I am pleased with the significant progress we made in 2022, which saw strong growth in passenger volumes resulting in a 29% increase in Group revenue; the doubling of revenue in our UK coach business and ALSA’s revenue exceeding €1bn for the first time. After a first quarter that was impacted by Omicron, the resilience and agility of our teams amid a uniquely challenging operating environment meant we saw momentum build across our businesses through the year, and continue into 2023.

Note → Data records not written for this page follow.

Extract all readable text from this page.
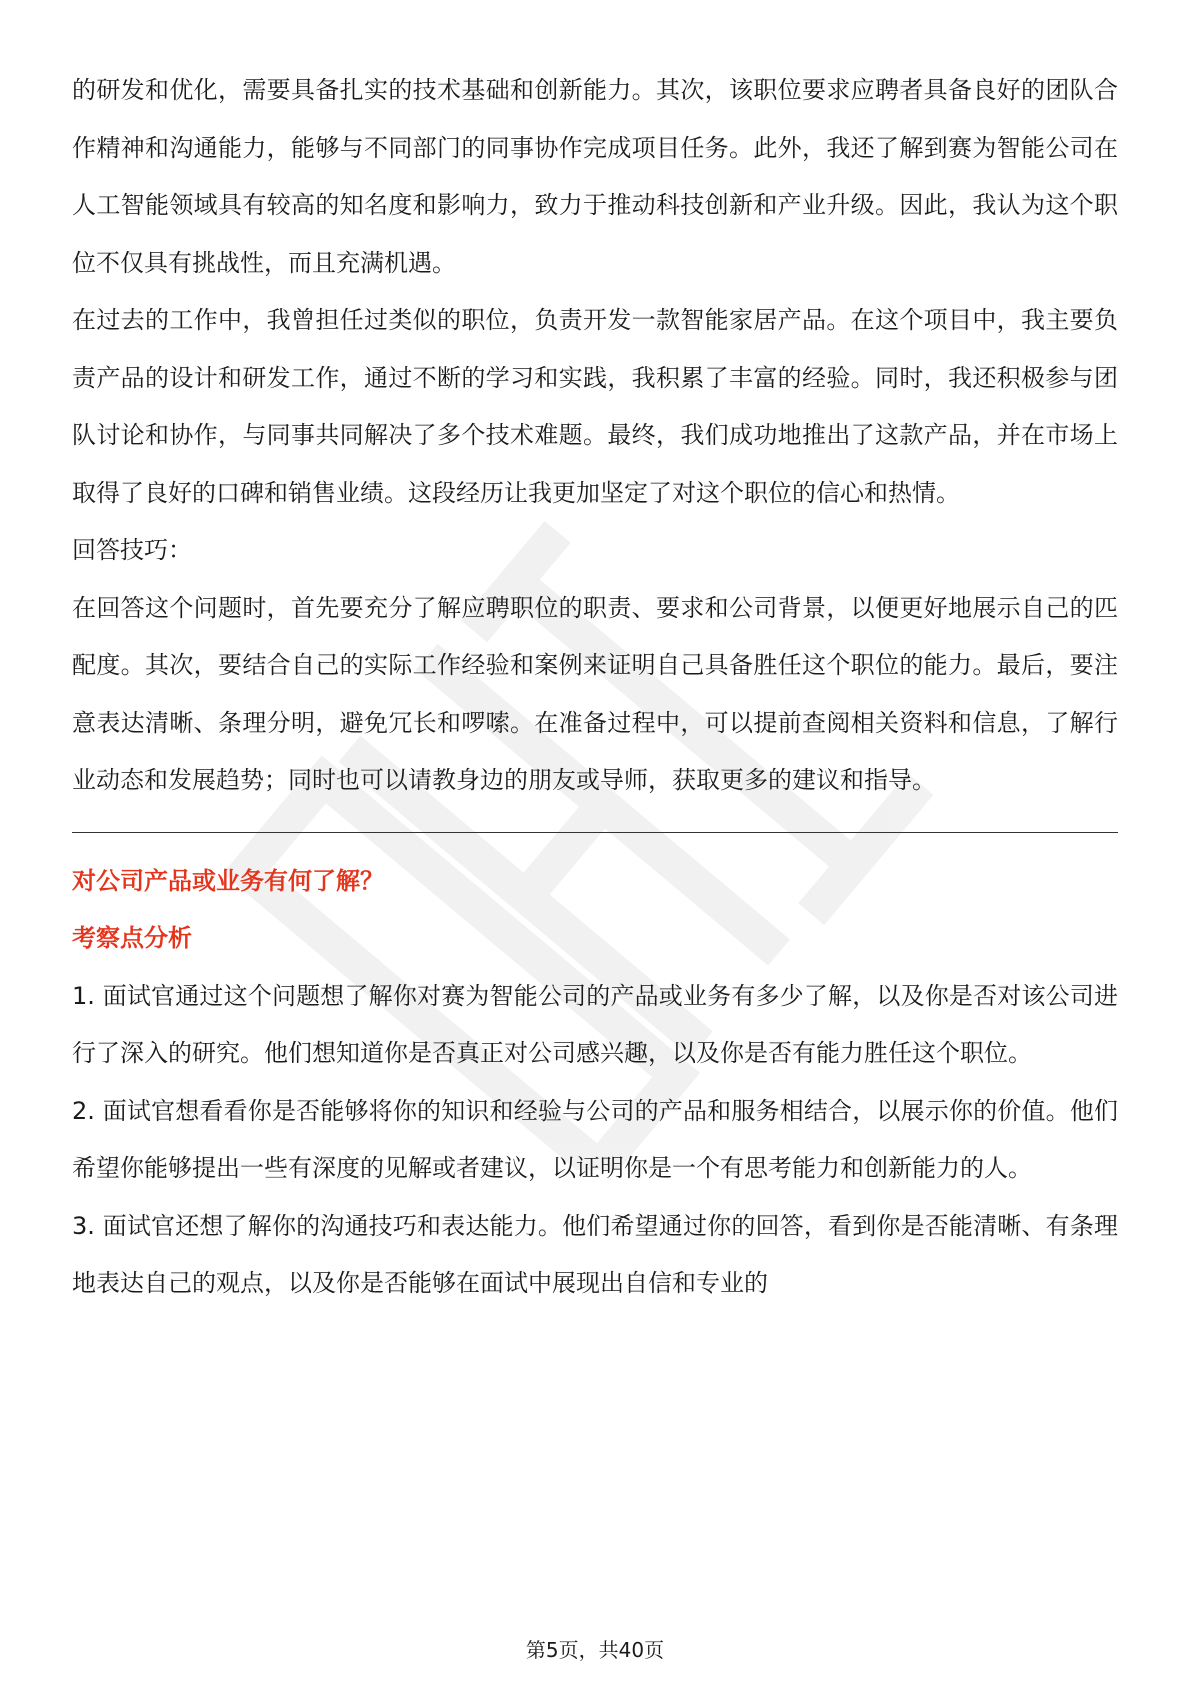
的研发和优化，需要具备扎实的技术基础和创新能力。其次，该职位要求应聘者具备良好的团队合作精神和沟通能力，能够与不同部门的同事协作完成项目任务。此外，我还了解到赛为智能公司在人工智能领域具有较高的知名度和影响力，致力于推动科技创新和产业升级。因此，我认为这个职位不仅具有挑战性，而且充满机遇。

在过去的工作中，我曾担任过类似的职位，负责开发一款智能家居产品。在这个项目中，我主要负责产品的设计和研发工作，通过不断的学习和实践，我积累了丰富的经验。同时，我还积极参与团队讨论和协作，与同事共同解决了多个技术难题。最终，我们成功地推出了这款产品，并在市场上取得了良好的口碑和销售业绩。这段经历让我更加坚定了对这个职位的信心和热情。

回答技巧：

在回答这个问题时，首先要充分了解应聘职位的职责、要求和公司背景，以便更好地展示自己的匹配度。其次，要结合自己的实际工作经验和案例来证明自己具备胜任这个职位的能力。最后，要注意表达清晰、条理分明，避免冗长和啰嗦。在准备过程中，可以提前查阅相关资料和信息，了解行业动态和发展趋势；同时也可以请教身边的朋友或导师，获取更多的建议和指导。

对公司产品或业务有何了解？

考察点分析

1. 面试官通过这个问题想了解你对赛为智能公司的产品或业务有多少了解，以及你是否对该公司进行了深入的研究。他们想知道你是否真正对公司感兴趣，以及你是否有能力胜任这个职位。

2. 面试官想看看你是否能够将你的知识和经验与公司的产品和服务相结合，以展示你的价值。他们希望你能够提出一些有深度的见解或者建议，以证明你是一个有思考能力和创新能力的人。

3. 面试官还想了解你的沟通技巧和表达能力。他们希望通过你的回答，看到你是否能清晰、有条理地表达自己的观点，以及你是否能够在面试中展现出自信和专业的

第5页，共40页
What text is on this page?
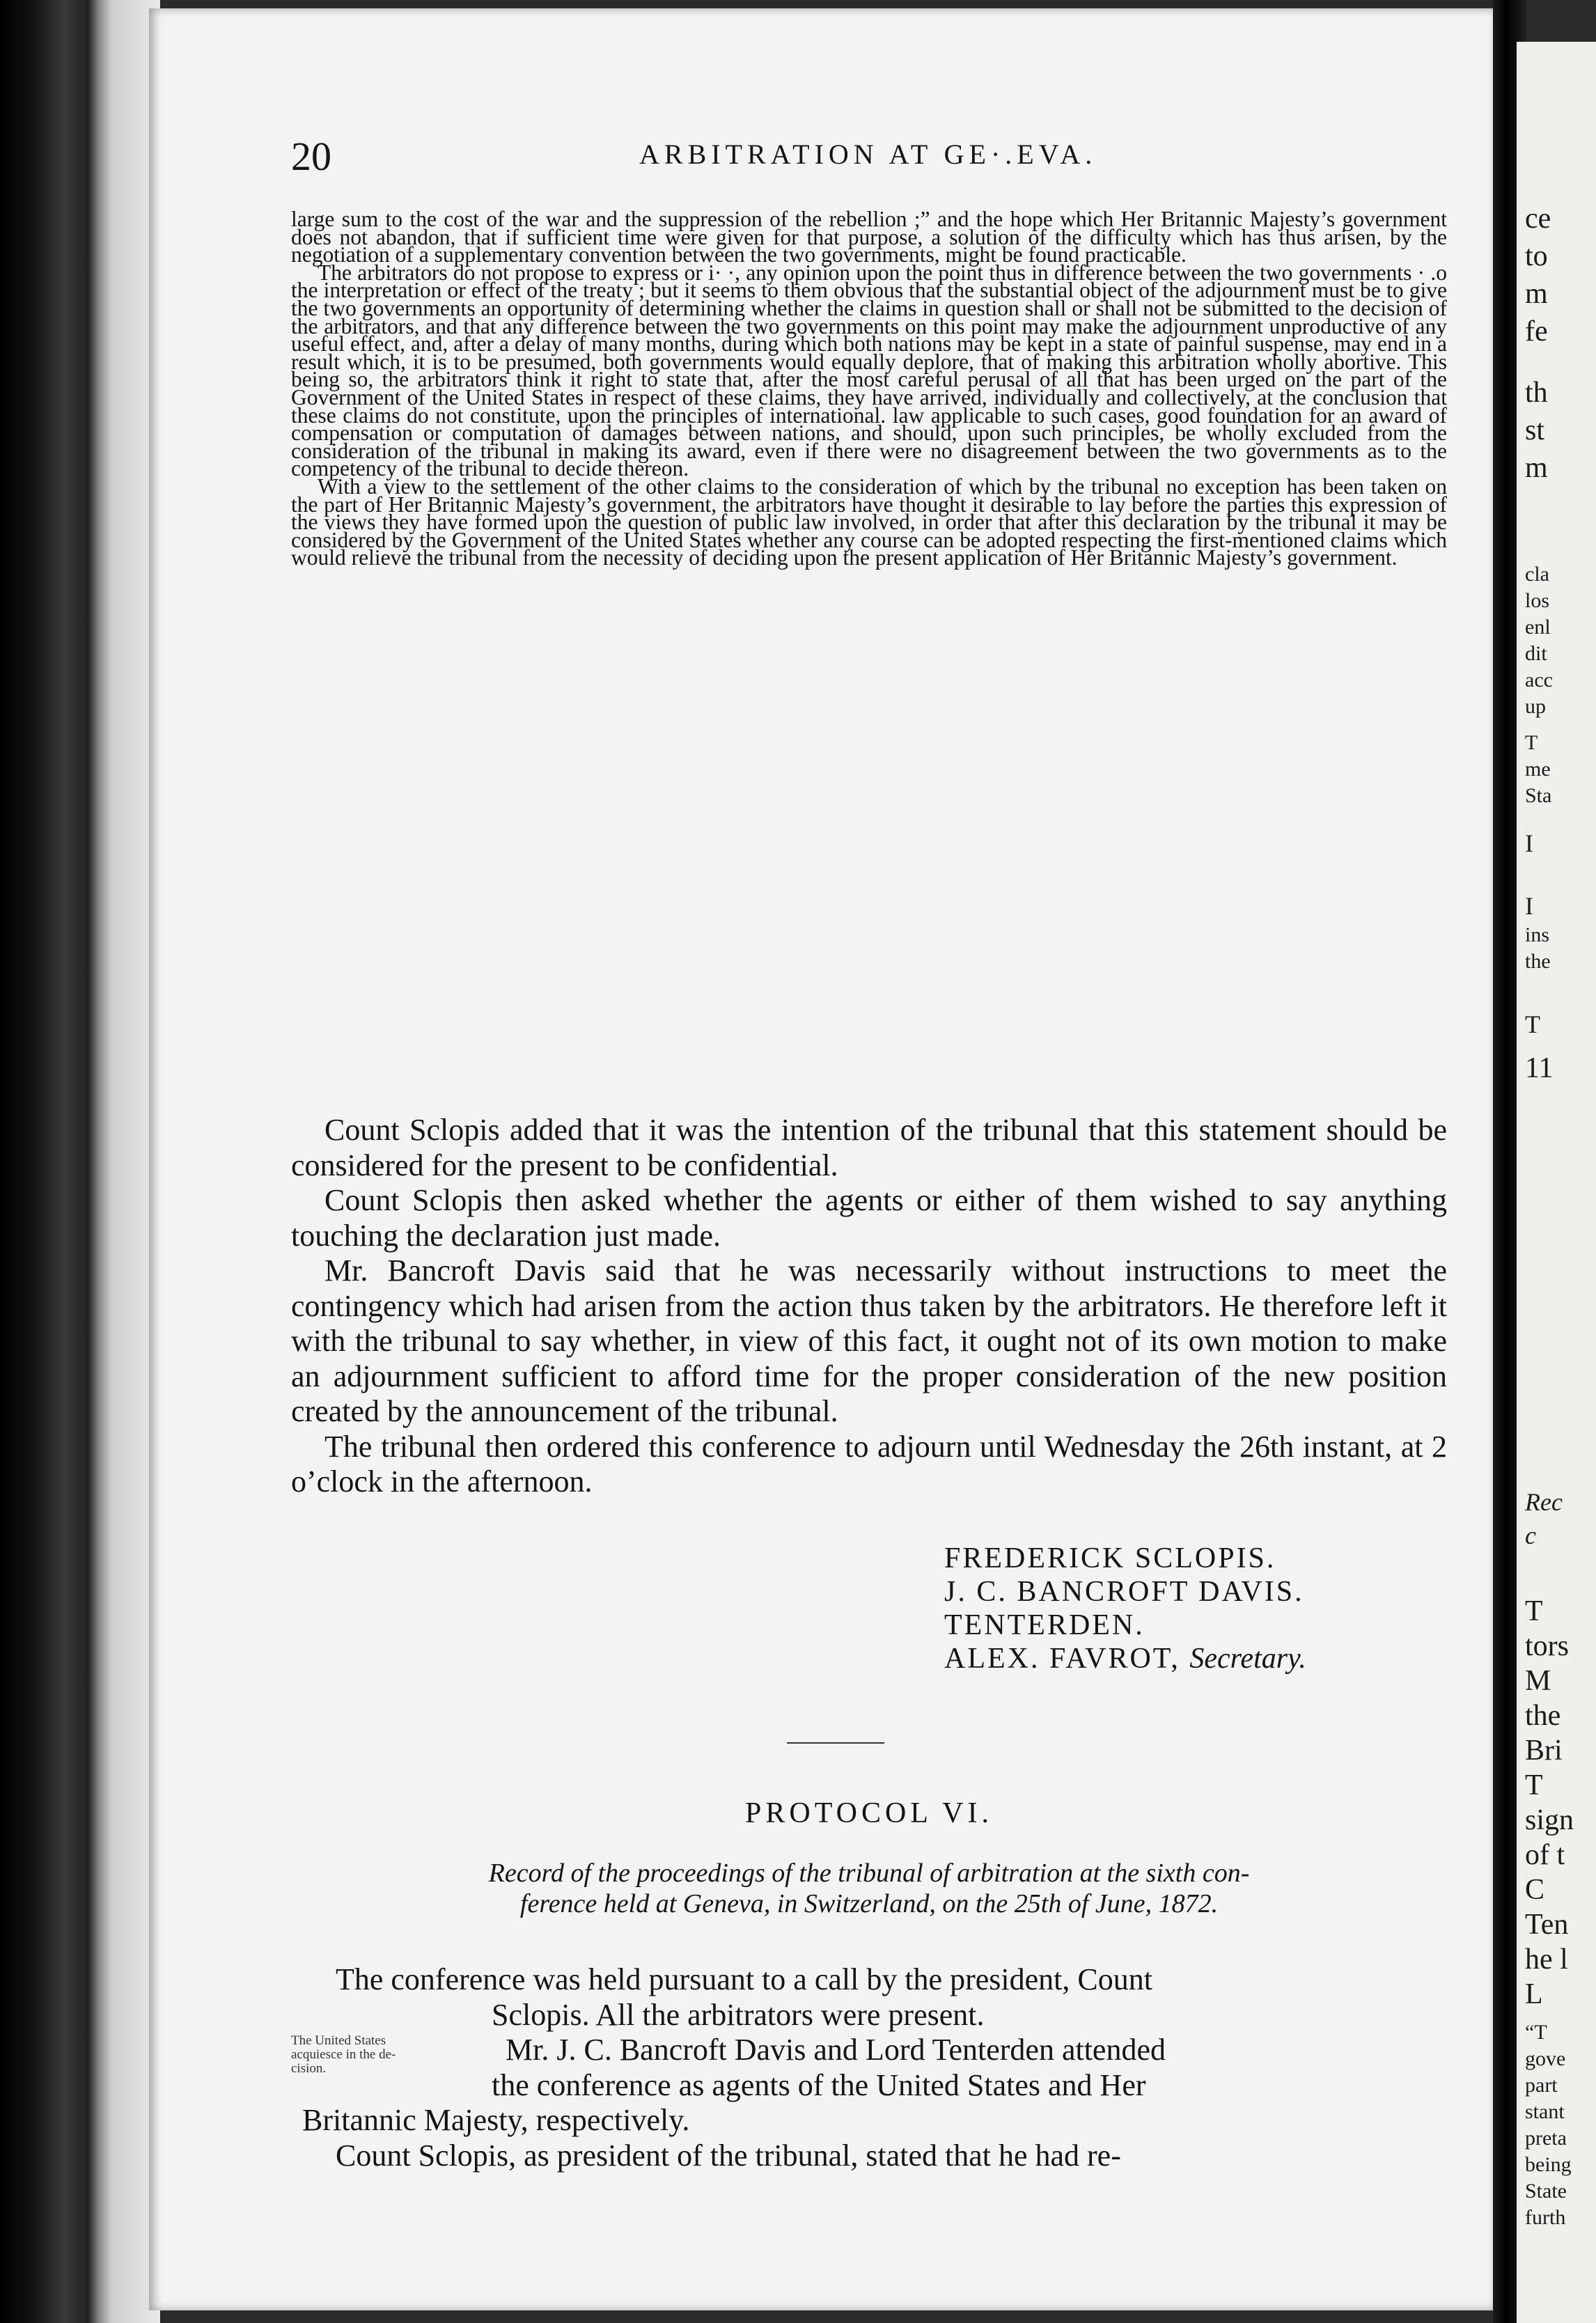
ce
to
m
fe
th
st
m
cla
los
enl
dit
acc
up
T
me
Sta
I
I
ins
the
T
11
Rec
c
T
tors
M
the
Bri
T
sign
of t
C
Ten
he l
L
“T
gove
part
stant
preta
being
State
furth
20	ARBITRATION AT GE·.EVA.

large sum to the cost of the war and the suppression of the rebellion ;” and the hope which Her Britannic Majesty’s government does not abandon, that if sufficient time were given for that purpose, a solution of the difficulty which has thus arisen, by the negotiation of a supplementary convention between the two governments, might be found practicable.

The arbitrators do not propose to express or i· ·, any opinion upon the point thus in difference between the two governments · .o the interpretation or effect of the treaty ; but it seems to them obvious that the substantial object of the adjournment must be to give the two governments an opportunity of determining whether the claims in question shall or shall not be submitted to the decision of the arbitrators, and that any difference between the two governments on this point may make the adjournment unproductive of any useful effect, and, after a delay of many months, during which both nations may be kept in a state of painful suspense, may end in a result which, it is to be presumed, both governments would equally deplore, that of making this arbitration wholly abortive. This being so, the arbitrators think it right to state that, after the most careful perusal of all that has been urged on the part of the Government of the United States in respect of these claims, they have arrived, individually and collectively, at the conclusion that these claims do not constitute, upon the principles of international. law applicable to such cases, good foundation for an award of compensation or computation of damages between nations, and should, upon such principles, be wholly excluded from the consideration of the tribunal in making its award, even if there were no disagreement between the two governments as to the competency of the tribunal to decide thereon.

With a view to the settlement of the other claims to the consideration of which by the tribunal no exception has been taken on the part of Her Britannic Majesty’s government, the arbitrators have thought it desirable to lay before the parties this expression of the views they have formed upon the question of public law involved, in order that after this declaration by the tribunal it may be considered by the Government of the United States whether any course can be adopted respecting the first-mentioned claims which would relieve the tribunal from the necessity of deciding upon the present application of Her Britannic Majesty’s government.

Count Sclopis added that it was the intention of the tribunal that this statement should be considered for the present to be confidential.

Count Sclopis then asked whether the agents or either of them wished to say anything touching the declaration just made.

Mr. Bancroft Davis said that he was necessarily without instructions to meet the contingency which had arisen from the action thus taken by the arbitrators. He therefore left it with the tribunal to say whether, in view of this fact, it ought not of its own motion to make an adjournment sufficient to afford time for the proper consideration of the new position created by the announcement of the tribunal.

The tribunal then ordered this conference to adjourn until Wednesday the 26th instant, at 2 o’clock in the afternoon.

FREDERICK SCLOPIS.
J. C. BANCROFT DAVIS.
TENTERDEN.
ALEX. FAVROT, Secretary.
PROTOCOL VI.
Record of the proceedings of the tribunal of arbitration at the sixth con-
ference held at Geneva, in Switzerland, on the 25th of June, 1872.
The conference was held pursuant to a call by the president, Count
Sclopis. All the arbitrators were present.
Mr. J. C. Bancroft Davis and Lord Tenterden attended
the conference as agents of the United States and Her
Britannic Majesty, respectively.
Count Sclopis, as president of the tribunal, stated that he had re-
The United States
acquiesce in the de-
cision.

Whilst the operating backdrop remains challenging, with inflationary pressures continuing in key markets, we expect to see that momentum continue, driven by growth in passenger numbers, mobilisation of new contracts, an ongoing recovery in US School Bus and the securing of rate increases during 2023 and 2024 allowing us to recover cost increases.

Our expectations for 2023 are unchanged, and we have clear and robust actions in place to mitigate macro-economic headwinds and to reduce costs if necessary. The continued and expanding demand for public transport over the coming years will bring growth opportunities. Our Evolve strategy positions us well to capitalise on those opportunities and make progress toward our long-term guidance to 2027 of achieving £1bn of incremental revenue, over £100m of additional EBIT and cumulative free cash flow of £1.25bn.